Corona-Tote in steirischem Pflegeheim: Vier Freisprüche, eine Geldstrafe
Soldaten, die ein Pflegeheim nur mit Gasmasken betraten, die eigentlich gegen atomare, biologische oder chemische Kampfstoffe schützen sollen. Doch im November 2020 rüsteten sich die Männer und Frauen damit gegen das Coronavirus.
Das Bundesheer rückte damals - mitten in der zweiten Coronawelle - aus, um ein Pflegeheim in der Obersteiermark zu übernehmen: Fast alle Bewohnerinnen und Bewohner sowie die meisten Angestellten waren positiv, viele an Covid erkrankt.
Corona-Cluster im Heim
Seit Mai 2023 ist der Corona-Cluster im Heim "Tannenhof" ein Fall fürs Gericht.
Im Straflandesgericht Leoben müssen sich vier Männer und eine Frau - ehemalige Betreiber des Heims, Heimleiter und Pflegekräfte - wegen des Verdachts der vorsätzlichen Gefährdung von Menschen durch übertragbare Krankheiten verantworten: 18 Menschen starben in dem Heim - "an oder mit Covid", wie die Anklägerin beim Prozessauftakt festhielt.
Rund 90 Zeugen wurden seit Prozessbeginn am 2. Mai 2023 gehört, am Mittwoch sollen noch zwei Gutachten erläutert werden.
Die Staatsanwaltschaft wirft den Angeklagten vor, grundlegende Schutzmaßnahmen gegen die Ausbreitung des Virus unterlassen zu haben: So seien infizierte Personen nicht isoliert worden, die Schutzkleidung für das Personal sei nicht ausreichend gewesen und überhaupt sollen Präventionskonzepte gefehlt haben.
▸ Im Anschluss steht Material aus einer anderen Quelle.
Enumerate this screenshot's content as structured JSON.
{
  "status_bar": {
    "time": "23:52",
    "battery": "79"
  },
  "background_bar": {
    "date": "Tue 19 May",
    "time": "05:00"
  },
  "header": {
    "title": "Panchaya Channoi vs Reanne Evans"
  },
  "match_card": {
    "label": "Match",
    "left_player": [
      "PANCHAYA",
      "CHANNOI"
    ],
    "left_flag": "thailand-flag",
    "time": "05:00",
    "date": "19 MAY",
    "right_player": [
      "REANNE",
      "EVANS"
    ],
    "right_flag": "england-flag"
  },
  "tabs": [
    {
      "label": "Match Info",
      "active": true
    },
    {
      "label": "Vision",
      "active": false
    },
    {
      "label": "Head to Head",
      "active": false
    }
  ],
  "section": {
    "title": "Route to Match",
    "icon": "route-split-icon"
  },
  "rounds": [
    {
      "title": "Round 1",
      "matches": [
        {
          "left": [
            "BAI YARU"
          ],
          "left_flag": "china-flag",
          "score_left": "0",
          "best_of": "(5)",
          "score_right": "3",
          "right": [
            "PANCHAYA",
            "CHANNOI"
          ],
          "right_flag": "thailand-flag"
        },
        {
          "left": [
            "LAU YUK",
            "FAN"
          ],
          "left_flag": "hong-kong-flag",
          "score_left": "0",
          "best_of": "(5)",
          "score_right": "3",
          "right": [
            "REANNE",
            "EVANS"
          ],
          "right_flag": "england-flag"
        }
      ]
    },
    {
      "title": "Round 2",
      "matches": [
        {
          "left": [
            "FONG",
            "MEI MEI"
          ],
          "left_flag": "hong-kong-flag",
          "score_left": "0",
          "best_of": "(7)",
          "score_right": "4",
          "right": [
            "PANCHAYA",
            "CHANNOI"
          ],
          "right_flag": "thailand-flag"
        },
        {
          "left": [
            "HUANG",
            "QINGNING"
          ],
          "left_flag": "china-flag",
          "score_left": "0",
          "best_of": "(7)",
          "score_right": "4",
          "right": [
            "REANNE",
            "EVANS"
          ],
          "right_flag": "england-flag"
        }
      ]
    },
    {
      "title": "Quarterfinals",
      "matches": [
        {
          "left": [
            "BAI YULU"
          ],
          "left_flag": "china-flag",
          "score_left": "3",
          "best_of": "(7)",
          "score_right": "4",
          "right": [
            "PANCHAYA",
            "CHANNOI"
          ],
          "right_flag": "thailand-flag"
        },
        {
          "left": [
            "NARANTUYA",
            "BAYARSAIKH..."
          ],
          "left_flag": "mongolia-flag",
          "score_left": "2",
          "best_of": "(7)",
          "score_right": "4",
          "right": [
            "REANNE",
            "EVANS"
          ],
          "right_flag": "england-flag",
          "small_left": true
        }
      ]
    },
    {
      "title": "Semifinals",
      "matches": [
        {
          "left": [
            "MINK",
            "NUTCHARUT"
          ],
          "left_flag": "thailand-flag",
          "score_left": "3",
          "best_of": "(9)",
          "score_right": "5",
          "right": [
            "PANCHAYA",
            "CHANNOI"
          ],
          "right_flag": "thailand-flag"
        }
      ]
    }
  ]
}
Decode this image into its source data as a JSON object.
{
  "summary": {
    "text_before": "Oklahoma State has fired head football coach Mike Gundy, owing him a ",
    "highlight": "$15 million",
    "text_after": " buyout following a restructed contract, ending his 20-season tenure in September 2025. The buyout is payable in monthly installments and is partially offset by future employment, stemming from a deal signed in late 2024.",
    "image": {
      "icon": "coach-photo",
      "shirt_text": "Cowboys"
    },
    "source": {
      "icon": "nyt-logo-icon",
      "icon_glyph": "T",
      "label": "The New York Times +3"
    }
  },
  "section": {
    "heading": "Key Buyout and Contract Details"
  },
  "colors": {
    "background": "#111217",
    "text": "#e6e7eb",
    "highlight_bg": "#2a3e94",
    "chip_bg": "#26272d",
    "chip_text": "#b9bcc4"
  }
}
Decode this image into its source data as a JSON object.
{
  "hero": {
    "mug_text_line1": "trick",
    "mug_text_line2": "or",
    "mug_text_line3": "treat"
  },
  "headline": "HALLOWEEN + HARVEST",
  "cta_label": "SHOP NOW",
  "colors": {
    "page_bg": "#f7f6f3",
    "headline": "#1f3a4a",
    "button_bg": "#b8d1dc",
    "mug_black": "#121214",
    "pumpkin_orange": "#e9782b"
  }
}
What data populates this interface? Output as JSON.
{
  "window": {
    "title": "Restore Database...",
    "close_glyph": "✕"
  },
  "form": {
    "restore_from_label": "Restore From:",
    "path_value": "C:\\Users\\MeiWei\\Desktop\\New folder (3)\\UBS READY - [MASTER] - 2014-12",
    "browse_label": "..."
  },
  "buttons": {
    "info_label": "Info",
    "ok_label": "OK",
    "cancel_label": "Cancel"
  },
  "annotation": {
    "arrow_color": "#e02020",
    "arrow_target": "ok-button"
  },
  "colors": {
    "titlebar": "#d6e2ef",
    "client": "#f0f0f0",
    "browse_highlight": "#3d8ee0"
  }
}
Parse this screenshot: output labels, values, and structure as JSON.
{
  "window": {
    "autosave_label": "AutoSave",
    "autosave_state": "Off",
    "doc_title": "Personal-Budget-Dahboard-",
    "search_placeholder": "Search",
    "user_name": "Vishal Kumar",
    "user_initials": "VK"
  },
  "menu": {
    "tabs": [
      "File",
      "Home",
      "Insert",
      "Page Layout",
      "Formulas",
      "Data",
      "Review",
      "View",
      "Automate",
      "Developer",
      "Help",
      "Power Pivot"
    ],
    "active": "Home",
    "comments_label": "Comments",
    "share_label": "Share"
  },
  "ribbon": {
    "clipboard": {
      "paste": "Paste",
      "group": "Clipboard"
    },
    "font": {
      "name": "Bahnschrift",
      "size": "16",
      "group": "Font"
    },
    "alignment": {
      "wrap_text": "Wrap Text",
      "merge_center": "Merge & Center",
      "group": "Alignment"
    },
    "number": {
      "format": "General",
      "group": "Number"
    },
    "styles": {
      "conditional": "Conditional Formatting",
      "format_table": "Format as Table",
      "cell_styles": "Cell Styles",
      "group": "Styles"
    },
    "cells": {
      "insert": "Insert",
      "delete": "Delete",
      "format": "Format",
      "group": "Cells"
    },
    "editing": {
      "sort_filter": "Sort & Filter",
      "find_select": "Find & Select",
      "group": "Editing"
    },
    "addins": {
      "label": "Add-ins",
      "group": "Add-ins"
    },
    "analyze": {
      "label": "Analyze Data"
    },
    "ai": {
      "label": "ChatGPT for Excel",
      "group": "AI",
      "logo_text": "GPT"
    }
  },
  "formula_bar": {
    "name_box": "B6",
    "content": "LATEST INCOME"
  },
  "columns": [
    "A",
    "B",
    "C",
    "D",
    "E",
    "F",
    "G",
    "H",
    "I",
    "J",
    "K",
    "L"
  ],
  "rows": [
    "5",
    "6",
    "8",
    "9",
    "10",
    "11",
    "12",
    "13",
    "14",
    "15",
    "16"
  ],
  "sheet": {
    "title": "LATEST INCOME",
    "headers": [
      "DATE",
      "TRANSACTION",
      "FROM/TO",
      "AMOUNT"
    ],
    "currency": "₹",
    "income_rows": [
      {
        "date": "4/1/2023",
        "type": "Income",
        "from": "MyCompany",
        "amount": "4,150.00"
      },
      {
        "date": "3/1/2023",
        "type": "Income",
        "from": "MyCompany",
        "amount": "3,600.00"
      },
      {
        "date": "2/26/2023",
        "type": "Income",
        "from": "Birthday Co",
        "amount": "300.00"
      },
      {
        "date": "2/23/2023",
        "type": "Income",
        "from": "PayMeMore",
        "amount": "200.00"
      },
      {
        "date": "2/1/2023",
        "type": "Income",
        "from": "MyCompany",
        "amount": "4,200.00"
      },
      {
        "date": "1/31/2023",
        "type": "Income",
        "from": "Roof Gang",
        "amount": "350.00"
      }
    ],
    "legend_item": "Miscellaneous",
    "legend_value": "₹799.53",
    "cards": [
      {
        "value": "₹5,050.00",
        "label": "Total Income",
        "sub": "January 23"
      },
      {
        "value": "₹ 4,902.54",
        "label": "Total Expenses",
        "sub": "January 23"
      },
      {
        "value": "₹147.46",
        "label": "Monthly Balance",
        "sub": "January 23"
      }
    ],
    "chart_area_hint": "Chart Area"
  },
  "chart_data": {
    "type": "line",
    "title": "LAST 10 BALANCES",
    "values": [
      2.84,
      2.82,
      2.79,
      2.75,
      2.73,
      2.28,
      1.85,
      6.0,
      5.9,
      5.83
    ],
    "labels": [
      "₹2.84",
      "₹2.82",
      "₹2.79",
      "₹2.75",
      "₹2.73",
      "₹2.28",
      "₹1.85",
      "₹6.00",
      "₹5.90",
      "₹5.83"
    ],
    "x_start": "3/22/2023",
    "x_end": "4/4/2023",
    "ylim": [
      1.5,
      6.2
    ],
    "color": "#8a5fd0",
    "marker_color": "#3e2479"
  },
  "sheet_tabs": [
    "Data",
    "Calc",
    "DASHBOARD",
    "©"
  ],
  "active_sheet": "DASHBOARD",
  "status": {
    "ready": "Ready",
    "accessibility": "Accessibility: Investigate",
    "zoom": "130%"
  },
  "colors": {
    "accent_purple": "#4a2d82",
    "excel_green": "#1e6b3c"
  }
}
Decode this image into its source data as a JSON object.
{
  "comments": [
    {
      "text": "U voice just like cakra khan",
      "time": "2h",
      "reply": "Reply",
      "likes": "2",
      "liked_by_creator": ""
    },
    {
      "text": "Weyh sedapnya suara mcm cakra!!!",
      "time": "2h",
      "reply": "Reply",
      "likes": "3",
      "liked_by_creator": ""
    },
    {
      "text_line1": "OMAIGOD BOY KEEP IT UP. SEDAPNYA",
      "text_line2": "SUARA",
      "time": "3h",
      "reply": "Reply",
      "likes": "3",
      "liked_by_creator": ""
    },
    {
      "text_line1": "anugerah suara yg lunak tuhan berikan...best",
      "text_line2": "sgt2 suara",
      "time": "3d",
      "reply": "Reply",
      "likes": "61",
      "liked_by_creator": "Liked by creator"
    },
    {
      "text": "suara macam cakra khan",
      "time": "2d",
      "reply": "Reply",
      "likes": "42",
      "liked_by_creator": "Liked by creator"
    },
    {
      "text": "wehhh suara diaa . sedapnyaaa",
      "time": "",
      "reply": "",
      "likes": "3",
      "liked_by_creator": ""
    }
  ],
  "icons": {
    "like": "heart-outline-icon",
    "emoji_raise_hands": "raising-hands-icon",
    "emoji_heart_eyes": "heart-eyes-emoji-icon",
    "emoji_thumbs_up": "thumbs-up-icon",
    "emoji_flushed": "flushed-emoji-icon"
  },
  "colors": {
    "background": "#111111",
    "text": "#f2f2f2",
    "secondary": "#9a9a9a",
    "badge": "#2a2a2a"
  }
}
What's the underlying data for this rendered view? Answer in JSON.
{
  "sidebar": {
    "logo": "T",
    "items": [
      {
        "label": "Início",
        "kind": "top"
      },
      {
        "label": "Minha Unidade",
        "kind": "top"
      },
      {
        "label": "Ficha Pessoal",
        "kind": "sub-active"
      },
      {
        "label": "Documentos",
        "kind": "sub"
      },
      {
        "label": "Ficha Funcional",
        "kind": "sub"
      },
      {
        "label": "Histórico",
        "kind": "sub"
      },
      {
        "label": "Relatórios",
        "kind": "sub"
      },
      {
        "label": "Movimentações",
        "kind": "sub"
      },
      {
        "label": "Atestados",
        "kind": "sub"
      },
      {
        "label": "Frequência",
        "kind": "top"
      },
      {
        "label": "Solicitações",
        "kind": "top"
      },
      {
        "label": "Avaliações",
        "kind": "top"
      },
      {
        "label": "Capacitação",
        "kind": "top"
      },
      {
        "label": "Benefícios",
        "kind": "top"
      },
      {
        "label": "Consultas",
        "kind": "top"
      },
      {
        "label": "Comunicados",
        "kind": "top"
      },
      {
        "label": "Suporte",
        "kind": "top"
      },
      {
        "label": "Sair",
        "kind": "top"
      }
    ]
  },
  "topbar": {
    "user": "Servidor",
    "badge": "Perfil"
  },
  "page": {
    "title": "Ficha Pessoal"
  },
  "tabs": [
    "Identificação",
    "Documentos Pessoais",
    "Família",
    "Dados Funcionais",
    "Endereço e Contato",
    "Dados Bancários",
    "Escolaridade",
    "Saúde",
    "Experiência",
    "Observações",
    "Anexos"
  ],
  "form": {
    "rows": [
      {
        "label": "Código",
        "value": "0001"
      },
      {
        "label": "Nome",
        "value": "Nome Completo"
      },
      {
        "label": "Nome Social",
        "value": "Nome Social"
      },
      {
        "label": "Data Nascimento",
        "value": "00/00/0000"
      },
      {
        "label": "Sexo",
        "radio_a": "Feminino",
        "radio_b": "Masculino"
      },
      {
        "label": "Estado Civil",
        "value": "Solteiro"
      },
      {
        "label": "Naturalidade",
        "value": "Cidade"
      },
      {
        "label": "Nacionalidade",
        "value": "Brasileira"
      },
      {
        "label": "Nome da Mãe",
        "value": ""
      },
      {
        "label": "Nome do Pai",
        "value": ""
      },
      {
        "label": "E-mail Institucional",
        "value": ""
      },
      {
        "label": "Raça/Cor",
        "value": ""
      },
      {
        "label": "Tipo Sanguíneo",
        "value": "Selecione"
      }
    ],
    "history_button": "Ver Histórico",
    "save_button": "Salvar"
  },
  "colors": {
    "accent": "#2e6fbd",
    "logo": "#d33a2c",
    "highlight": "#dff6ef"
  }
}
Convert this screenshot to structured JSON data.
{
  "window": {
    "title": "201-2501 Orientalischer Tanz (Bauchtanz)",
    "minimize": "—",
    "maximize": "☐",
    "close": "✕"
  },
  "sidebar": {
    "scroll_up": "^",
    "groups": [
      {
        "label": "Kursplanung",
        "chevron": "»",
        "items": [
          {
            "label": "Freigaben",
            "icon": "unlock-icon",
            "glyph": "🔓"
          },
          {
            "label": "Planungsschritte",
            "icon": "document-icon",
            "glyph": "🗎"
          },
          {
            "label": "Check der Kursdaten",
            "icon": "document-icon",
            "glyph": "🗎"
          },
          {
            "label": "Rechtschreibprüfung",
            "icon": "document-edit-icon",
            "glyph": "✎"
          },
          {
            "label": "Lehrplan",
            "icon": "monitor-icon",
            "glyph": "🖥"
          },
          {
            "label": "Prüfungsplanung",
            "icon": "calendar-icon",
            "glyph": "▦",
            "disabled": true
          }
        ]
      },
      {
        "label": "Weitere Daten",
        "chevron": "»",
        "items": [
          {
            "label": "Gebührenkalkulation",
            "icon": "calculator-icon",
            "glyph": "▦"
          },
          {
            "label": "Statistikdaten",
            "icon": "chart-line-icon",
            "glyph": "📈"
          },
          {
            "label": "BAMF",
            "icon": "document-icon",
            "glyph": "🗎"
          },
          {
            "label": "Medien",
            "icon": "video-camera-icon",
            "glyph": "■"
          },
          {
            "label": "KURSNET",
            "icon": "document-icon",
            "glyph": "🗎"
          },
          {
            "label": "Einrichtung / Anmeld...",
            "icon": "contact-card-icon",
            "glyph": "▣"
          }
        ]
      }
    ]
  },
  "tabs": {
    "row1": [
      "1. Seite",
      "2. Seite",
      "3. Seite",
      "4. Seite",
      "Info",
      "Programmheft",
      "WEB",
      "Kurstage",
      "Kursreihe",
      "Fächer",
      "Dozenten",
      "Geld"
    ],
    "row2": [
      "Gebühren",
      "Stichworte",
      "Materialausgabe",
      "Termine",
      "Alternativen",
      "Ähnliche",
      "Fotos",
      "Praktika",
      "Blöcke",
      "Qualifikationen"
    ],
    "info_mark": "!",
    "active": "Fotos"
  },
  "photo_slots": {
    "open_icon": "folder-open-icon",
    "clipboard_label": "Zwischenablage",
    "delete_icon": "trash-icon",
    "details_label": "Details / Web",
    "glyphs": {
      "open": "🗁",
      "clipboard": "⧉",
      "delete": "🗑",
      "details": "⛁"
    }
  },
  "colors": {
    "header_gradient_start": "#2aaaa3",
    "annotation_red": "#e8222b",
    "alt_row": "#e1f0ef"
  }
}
"Mäusekot unter den Betten"
Auch abseits von Corona scheint die Hygiene mangelhaft gewesen zu sein. Die Richterin zitierte während des Verfahrens aus dem Akt: "Angebissene Äpfel, Mäusekot unter den Betten, verklebte Türgriffe, Spinnweben..." seien entdeckt worden.
Bis auf die einzige Frau unter den Angeklagten gab es bei Prozessbeginn keine Geständnisse. Ihre Rechtsanwältin betonte, die Maßnahmen, die von der Staatsanwaltschaft gefordert wurden, "hätten gesetzt werden müssen".
Arzt riet zur Triage
Tatsächlich aber traf die zweite Corona-Welle das Heim offenbar unvorbereitet, obwohl seit dem Frühjahr 2020 Betreiber von Pflegeheimen "angehalten waren, Konzepte zu erstellen", wie die Staatsanwaltschaft moniert. Eine Zeugin gab im Verfahren an, man habe in Krankenhäusern um Hilfe gebeten, da die vielen Kranken nicht mehr gepflegt werden könnten: Daraufhin habe ein Arzt erst zu Triage geraten, ehe dann doch einige Spitalsbetten aufgetrieben werden konnten.
Zwei Angeklagte wollten nicht aussagen, ihr Verteidiger sieht ohnedies nur einen einzigen Grund hinter der Anklage: "Wir sitzen hier nur da, weil durch die Medien Druck erzeugt worden ist. Wir sitzen hier, um Corona medial aufzuarbeiten", sagt er bei seinem Eröffnungsplädoyer.
Vier Freisprüche
Der Prozess ist bis zum späten Nachmittag angesetzt, der Strafrahmen beträgt bis zu drei Jahre Haft.
Das - nicht rechtskräftige - Urteil der Einzelrichterin fällt am späten Nachmittag: Vier Angeklagte werden freigesprochen, ein Angeklagter zu 12.300 Euro Geldstrafe verurteilt.